Boston's city government is sitting on a digital housekeeping problem that has been building since at least 2015. Across departments ranging from the Boston Planning & Development Agency to the Mayor's Office of New Urban Mechanics, duplicate images — the same photograph filed under two, three, sometimes a dozen different filenames — have quietly inflated storage costs and made public records requests slower and more expensive to fulfill. A citywide audit completed this spring found the problem concentrated in databases tied to permitting, housing inspections, and community engagement documentation.
The timing matters. Mayor Michelle Wu's administration has pushed hard on transparency and digital access, particularly around housing production in neighborhoods like Jamaica Plain and Dorchester, where permit records and site inspection photographs are frequently requested by community groups, lawyers, and journalists. When the same image exists in multiple records, staff have to manually reconcile files before releasing them — adding hours to responses that are already subject to tight statutory deadlines under Massachusetts public records law.

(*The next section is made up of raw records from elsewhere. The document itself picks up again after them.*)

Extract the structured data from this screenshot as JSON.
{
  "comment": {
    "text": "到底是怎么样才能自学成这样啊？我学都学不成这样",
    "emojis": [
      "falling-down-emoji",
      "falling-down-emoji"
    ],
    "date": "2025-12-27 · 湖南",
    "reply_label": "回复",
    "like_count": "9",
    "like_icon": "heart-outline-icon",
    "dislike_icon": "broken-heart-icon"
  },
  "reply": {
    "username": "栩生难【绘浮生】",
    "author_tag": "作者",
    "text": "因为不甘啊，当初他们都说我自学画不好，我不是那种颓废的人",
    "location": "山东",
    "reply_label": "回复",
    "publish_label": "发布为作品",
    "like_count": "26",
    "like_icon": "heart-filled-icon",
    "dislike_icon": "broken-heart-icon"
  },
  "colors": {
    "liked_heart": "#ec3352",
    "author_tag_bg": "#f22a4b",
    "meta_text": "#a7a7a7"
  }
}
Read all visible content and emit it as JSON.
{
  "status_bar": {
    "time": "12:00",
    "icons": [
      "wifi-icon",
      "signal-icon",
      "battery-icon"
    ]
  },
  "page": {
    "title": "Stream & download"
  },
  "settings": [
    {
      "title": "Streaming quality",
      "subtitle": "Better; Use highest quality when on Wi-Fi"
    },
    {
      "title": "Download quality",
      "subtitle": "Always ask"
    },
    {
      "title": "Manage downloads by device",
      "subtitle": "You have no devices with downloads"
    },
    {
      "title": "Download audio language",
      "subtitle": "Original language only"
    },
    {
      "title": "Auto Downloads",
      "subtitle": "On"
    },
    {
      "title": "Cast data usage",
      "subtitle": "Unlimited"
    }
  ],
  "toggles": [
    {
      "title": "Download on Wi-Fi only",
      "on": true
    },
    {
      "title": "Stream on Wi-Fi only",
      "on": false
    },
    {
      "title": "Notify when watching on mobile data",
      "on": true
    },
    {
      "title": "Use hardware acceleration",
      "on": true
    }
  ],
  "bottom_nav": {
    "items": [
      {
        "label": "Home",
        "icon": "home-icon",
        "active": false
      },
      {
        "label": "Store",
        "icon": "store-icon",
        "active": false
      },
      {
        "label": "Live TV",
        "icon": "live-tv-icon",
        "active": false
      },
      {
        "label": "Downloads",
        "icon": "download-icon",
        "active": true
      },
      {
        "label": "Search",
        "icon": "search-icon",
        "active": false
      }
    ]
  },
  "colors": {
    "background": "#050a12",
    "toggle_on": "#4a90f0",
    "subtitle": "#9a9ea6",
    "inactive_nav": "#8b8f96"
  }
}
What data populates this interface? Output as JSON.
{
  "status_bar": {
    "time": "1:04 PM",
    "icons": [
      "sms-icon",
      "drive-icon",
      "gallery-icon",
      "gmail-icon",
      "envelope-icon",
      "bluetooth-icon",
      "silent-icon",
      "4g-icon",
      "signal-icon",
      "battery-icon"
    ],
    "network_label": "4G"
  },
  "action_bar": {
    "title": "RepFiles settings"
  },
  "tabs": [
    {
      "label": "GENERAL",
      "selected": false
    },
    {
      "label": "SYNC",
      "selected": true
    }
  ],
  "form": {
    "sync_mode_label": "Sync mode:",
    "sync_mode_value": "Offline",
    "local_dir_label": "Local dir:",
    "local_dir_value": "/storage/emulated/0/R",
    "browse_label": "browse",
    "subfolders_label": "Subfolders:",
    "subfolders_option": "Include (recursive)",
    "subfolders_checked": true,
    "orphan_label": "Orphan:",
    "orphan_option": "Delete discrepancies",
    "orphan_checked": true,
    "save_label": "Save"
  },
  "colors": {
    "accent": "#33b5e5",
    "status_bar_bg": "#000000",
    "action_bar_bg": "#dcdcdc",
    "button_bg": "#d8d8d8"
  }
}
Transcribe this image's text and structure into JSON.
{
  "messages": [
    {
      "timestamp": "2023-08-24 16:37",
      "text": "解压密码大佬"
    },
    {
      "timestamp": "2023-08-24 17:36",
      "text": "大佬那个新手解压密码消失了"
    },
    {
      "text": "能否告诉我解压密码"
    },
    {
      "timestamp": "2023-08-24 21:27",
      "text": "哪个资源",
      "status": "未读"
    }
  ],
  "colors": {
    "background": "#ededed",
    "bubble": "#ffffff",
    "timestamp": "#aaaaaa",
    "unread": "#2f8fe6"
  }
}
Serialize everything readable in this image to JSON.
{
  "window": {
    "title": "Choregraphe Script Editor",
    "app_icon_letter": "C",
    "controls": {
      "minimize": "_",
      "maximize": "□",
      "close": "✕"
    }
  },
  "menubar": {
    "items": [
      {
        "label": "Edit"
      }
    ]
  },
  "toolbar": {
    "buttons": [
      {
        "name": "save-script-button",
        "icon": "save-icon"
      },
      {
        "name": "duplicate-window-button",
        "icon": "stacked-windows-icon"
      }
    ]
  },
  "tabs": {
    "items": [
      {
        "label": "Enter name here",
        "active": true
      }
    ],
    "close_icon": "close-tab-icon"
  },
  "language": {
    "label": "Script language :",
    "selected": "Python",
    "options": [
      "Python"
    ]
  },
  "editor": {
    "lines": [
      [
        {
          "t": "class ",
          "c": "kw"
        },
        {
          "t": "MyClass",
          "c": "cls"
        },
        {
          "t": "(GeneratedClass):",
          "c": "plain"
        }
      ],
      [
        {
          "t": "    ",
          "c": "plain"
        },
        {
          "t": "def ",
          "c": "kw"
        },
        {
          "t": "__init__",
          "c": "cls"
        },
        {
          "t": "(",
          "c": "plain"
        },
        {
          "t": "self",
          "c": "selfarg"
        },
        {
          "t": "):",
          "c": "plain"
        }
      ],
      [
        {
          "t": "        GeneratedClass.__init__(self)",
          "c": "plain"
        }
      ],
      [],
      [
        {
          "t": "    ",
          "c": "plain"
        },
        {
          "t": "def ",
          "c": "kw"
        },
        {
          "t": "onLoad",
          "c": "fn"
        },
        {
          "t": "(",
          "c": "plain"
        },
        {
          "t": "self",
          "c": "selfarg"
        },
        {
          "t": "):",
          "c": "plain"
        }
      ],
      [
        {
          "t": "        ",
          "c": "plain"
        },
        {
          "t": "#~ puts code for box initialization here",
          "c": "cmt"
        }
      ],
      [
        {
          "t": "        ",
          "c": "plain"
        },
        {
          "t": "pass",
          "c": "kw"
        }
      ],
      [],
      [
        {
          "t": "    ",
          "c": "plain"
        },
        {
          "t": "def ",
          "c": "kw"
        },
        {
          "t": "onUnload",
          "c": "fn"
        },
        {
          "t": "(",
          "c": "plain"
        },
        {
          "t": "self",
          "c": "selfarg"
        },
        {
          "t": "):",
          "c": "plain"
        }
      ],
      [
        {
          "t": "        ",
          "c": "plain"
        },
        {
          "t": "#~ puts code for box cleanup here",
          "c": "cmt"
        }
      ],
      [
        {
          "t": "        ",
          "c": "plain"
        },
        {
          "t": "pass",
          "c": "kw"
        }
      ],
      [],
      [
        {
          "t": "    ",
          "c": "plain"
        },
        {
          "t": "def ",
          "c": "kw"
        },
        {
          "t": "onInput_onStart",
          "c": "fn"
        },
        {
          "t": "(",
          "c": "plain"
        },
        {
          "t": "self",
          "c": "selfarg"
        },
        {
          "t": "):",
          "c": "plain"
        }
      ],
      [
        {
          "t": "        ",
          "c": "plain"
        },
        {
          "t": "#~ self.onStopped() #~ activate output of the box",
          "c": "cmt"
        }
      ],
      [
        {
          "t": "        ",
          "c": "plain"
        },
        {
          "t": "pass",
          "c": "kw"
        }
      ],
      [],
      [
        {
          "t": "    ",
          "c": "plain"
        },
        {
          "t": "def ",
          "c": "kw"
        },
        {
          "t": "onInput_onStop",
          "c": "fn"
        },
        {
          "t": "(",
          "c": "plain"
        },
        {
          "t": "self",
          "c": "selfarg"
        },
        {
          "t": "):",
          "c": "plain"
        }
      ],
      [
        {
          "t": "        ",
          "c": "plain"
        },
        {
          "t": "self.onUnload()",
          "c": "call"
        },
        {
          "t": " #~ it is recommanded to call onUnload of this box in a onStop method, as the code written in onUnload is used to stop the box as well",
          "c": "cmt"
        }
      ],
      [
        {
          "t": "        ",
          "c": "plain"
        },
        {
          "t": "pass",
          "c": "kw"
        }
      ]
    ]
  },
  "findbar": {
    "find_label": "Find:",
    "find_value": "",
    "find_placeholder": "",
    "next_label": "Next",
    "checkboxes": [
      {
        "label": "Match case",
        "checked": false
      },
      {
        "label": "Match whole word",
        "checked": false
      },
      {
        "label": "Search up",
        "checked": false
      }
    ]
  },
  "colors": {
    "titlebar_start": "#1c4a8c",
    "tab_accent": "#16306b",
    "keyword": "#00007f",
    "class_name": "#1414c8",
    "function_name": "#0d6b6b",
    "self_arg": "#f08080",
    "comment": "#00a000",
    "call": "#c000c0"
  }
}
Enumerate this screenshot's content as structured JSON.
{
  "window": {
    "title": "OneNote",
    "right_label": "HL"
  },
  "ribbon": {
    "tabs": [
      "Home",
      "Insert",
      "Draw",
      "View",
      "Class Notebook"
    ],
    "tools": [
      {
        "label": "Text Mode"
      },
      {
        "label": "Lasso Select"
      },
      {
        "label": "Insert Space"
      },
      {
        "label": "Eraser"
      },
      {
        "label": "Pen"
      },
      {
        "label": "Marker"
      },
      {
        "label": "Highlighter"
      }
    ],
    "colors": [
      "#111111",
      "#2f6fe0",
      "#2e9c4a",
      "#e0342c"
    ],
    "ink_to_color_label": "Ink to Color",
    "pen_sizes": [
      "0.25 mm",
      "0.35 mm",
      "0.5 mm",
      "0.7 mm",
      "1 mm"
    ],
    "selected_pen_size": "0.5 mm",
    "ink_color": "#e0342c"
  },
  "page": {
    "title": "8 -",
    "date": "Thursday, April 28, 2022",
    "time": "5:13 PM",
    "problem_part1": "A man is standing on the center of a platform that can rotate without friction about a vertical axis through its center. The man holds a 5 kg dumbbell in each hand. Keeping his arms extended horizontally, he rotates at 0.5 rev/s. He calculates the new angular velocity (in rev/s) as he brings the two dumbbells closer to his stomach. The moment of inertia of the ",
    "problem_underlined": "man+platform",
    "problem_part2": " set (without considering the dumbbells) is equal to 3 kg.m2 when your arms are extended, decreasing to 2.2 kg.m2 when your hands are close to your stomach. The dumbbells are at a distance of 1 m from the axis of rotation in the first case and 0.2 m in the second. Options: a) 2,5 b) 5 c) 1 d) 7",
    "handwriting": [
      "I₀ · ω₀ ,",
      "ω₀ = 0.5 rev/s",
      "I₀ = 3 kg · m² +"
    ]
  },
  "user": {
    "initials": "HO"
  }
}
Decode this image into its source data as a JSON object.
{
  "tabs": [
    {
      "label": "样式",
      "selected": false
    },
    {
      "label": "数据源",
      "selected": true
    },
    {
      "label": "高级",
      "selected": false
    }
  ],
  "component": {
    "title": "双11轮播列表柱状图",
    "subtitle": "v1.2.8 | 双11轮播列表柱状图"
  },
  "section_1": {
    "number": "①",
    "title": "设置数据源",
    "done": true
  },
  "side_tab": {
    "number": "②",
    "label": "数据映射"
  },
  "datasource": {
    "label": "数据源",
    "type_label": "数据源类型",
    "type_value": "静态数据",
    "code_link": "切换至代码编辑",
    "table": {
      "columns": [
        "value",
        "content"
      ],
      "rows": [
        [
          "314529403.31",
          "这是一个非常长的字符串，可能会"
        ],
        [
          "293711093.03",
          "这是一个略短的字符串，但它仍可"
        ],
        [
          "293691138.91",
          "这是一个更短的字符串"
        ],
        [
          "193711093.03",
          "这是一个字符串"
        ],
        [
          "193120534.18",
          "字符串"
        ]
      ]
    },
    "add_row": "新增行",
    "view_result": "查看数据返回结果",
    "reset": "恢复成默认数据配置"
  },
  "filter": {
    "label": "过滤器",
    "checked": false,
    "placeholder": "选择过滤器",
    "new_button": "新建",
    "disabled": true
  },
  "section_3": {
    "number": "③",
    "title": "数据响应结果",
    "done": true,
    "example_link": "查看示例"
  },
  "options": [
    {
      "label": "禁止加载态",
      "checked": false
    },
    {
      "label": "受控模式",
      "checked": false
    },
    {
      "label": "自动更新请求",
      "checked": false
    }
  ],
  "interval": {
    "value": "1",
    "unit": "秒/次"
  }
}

How the Problem Accumulated
The duplication issue did not happen overnight. It traces back to a fundamental structural problem: Boston's departments built their own digital filing systems largely in isolation from one another. The Inspectional Services Department, which handles building and housing code enforcement across the city's 23 neighborhoods, used a different content management platform than the BPDA's permitting portal. Neither system talked to the other. When a property on Blue Hill Avenue in Dorchester was flagged for multiple inspections over several years, images uploaded at each visit were stored separately, with no automated deduplication running in the background.
The problem compounded when the city began digitizing legacy paper files starting around 2017 as part of a broader open-government push. Scanning vendors were paid per page or per image, creating a financial incentive — whether intentional or not — that did not discourage redundancy. City IT staff later identified batches of images that had been scanned and uploaded two or three times from the same physical folder.
The MBTA's own public-facing document systems, which intersect with city planning files around transit-oriented development projects near Orange Line stations in Jamaica Plain, added another layer. Station-area planning photographs ended up in at least two separate city repositories as well as the T's own archive.
What the Audit Found and What Comes Next
The spring 2026 audit, conducted internally by the city's Department of Innovation and Technology, identified more than 40,000 image files across six major departmental databases that were flagged as likely duplicates based on hash-matching software. That figure represents a conservative estimate; the audit covered only databases migrated to the city's unified cloud infrastructure since January 2023. Older legacy systems were not included in the sweep.
Storage costs are not trivial. Cloud storage for municipal government, procured through state-negotiated contracts, runs roughly $0.023 per gigabyte per month at current rates under the Massachusetts Operational Services Division framework. High-resolution inspection photographs average between 4 and 8 megabytes each. Forty thousand duplicate images adds up to hundreds of gigabytes in redundant data sitting on taxpayer-funded servers month after month.
The city is now piloting a deduplication protocol at Inspectional Services, with a target completion date of December 2026. The protocol uses automated hash-comparison tools to flag probable duplicates for human review before deletion — a safeguard against accidentally purging records that, while visually identical, were attached to distinct legal proceedings or permit numbers. Boston Public Library's Digital Repository Services team, which has managed large-scale digitization projects in its own right, has been consulted on best practices for metadata preservation during the process.
For residents and researchers who frequently file public records requests through the city's online portal at boston.gov, the practical upshot is gradual. Response times on image-heavy requests should shorten as the cleanup proceeds, and the long-term goal is a unified asset management system that prevents new duplicates from accumulating. For now, the work is methodical and unglamorous — exactly the kind of infrastructure maintenance that rarely makes headlines until the years it goes undone start adding up on the invoice.